“Un viernes de locos”, la película de Disney de 2003, fue todo un éxito, gracias a la excelente química que tuvieron en pantalla, Jamie Lee Curtis, y una joven estrella en ascenso, Lindsay Lohan, las cuales formaban parte de este nuevo remake que logró cautivar a las audiencias gracias a las divertidas situaciones que vivían, a la buena interpretación de cada una de ellas, y a ese lado musical que la casa del ratón siempre se ha empeñado en colocar en todos sus filmes, teniendo una canción muy pegajosa, que hasta hoy en día los fans recuerdan con nostalgia… “Take me away”.

Debo ser sincero, dejé de ser partidario de nuevas versiones o continuaciones de las historias que en su momento fueron todo un éxito, y esto es porque muchos regresos han sido innecesarios, y eso es lo que nos hace estar en una línea muy delgada con “Otro viernes de locos”, la cual arriba 22 años después con un aire actualizado, con el mismo carisma positivo de las protagonistas, con varias caras conocidas de la cinta del 2003 que realizan participaciones especiales, pero con una historia algo repetida que se justifica pero no logra encantar en totalidad, principalmente por ese aire forzado, con nuevos personajes insípidos y un sube y baja de situaciones que rayan muchas veces en lo ridículo, raro, sin dejar de lado lo meloso y emotivo, pero donde extrañamente nos reímos mucho por la chispa de Lohan y Curtis, que sin duda son encantadoras.

No puedo negar que a la cinta se le aplaude tener de regreso a las mismas protagonistas, y también incluir a varios de los actores que dieron vida a los personajes de la película de antaño, como es el caso de Mark Hamon, el esposo de la Dra. Tess; Christina Vidal y Haley Hudson, las chicas integrantes de la banda de Anna; Ryan Malgarini, el hermano de Anna; Stephen Tobolowsky como el Sr. Elton, y Chad Michael Murray, el estreno galán de madre e hija, y que si bien súper equis en el pasado, aquí lo es más a un grado lamentable; lo que le otorga un toque de nostalgia que no se puede evitar, pero precisamente todos están totalmente desaprovechados por darle valor a los nuevos personajes como Manny Jacinto como Eric, el nuevo interés romántico de Anna; Julia Butters y Sophia Hammons, como Harper y Lily, las hijas respectivamente de estos últimos y quienes de inicio me costó mucho trabajo conectar con ellas; Vanessa Bayer como madame Jen, encargada de dar la nueva frase “El sentir de algunos debes cambiar, para regresar a donde debes estar”, ahora responsable de la conversión de cuerpos y con un personaje estresante, y Maitreyi Ramakrishnan como la cantante Ella, siendo ésta última un claro ejemplo de sobra ya que su personaje de súperestrella es totalmente innecesario.

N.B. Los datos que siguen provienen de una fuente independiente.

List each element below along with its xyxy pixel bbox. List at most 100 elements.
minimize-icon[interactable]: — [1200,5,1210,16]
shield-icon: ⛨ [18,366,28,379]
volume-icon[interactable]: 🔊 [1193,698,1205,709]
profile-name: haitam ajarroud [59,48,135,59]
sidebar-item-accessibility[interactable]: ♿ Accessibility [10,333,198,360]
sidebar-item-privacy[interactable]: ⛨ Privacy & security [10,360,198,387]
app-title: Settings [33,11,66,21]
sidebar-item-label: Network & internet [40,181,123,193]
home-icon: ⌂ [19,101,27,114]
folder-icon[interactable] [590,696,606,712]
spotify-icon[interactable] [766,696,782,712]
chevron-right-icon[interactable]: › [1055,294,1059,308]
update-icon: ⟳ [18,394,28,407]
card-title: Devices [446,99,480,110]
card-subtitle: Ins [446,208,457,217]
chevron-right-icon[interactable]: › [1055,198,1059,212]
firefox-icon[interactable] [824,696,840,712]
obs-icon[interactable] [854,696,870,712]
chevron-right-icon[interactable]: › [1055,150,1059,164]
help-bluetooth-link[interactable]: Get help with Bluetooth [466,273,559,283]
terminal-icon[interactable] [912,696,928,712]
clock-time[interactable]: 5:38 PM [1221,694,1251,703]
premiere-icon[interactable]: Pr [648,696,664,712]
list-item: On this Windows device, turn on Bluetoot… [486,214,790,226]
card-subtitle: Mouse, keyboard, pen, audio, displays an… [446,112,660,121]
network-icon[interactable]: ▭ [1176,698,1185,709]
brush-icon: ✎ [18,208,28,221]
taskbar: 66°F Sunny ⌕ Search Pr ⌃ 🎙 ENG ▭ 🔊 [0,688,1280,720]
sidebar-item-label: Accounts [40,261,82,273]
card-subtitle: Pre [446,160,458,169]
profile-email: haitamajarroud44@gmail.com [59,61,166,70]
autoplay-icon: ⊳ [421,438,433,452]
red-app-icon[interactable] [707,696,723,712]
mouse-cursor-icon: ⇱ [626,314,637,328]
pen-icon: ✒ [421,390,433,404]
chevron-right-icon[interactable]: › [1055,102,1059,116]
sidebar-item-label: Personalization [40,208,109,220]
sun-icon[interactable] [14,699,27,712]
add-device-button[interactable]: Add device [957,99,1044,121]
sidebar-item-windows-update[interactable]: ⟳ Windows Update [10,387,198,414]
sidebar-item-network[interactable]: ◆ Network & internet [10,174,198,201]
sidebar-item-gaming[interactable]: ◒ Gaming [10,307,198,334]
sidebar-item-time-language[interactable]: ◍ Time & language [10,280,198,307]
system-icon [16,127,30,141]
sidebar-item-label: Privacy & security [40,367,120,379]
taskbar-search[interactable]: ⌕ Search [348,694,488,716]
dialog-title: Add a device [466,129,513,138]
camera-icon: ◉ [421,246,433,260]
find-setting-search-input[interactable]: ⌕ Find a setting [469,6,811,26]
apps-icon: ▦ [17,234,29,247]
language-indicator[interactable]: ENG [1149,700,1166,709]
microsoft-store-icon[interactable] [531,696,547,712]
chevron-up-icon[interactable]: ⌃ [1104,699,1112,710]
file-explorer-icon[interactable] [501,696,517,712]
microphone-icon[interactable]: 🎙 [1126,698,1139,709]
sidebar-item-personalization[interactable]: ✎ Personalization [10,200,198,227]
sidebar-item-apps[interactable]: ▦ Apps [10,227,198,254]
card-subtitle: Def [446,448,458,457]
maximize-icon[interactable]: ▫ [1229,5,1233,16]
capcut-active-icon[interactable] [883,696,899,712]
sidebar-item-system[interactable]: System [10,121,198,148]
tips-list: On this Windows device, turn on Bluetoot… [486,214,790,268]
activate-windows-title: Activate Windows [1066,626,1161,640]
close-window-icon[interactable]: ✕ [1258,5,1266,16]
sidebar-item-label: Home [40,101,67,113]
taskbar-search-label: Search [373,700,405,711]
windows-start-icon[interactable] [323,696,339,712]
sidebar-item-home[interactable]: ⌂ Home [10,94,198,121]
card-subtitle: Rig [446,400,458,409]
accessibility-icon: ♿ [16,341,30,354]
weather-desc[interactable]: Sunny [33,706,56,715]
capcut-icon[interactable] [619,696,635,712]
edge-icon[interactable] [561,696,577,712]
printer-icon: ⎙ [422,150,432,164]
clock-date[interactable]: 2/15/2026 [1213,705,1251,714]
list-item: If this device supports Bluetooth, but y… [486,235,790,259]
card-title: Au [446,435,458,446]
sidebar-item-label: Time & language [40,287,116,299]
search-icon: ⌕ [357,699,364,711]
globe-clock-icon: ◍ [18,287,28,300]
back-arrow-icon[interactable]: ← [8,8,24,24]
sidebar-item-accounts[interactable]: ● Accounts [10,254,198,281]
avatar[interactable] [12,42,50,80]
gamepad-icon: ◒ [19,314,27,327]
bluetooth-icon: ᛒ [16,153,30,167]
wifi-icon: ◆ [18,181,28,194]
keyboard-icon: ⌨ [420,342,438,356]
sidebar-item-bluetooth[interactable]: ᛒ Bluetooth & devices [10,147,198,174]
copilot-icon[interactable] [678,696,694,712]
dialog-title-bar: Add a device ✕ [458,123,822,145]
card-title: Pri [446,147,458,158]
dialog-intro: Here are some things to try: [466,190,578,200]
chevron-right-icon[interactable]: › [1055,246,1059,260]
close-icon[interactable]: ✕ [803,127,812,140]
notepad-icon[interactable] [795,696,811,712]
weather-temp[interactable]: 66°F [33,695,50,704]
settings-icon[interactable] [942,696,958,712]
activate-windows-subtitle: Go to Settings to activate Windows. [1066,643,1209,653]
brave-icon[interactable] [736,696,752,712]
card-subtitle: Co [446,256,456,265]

Me quedo con el hecho de saber que las ganas de hacer una buena continuación sí se notan, porque en realidad son demasiadas las carcajadas que vamos a pasar en la sala de cine con ese humor actualizado entre Lindsay Lohan y Jamie Lee Curtis gracias a su excelente química, que si bien rayan en lo ridículo debido al guión, son encantadoras; regresa el cast original secundario, y es triste que estuvieron muy desaprovechados, y de los nuevos personajes algunos se salvan, mientras que otros, en especial las dos nuevas jóvenes, nos cuesta un poco conectar con ellas de inicio, pero las terminamos aceptando; tendremos nuestro momento musical que tanto esperábamos, aunque no tiene la chispa original, pero la realidad, este regreso ha sido sencillo al retomar el ya trillado argumento del intercambio de cuerpos, pero se les agradece incluir en el soundtrack “Spice up your life” de Spice Girls.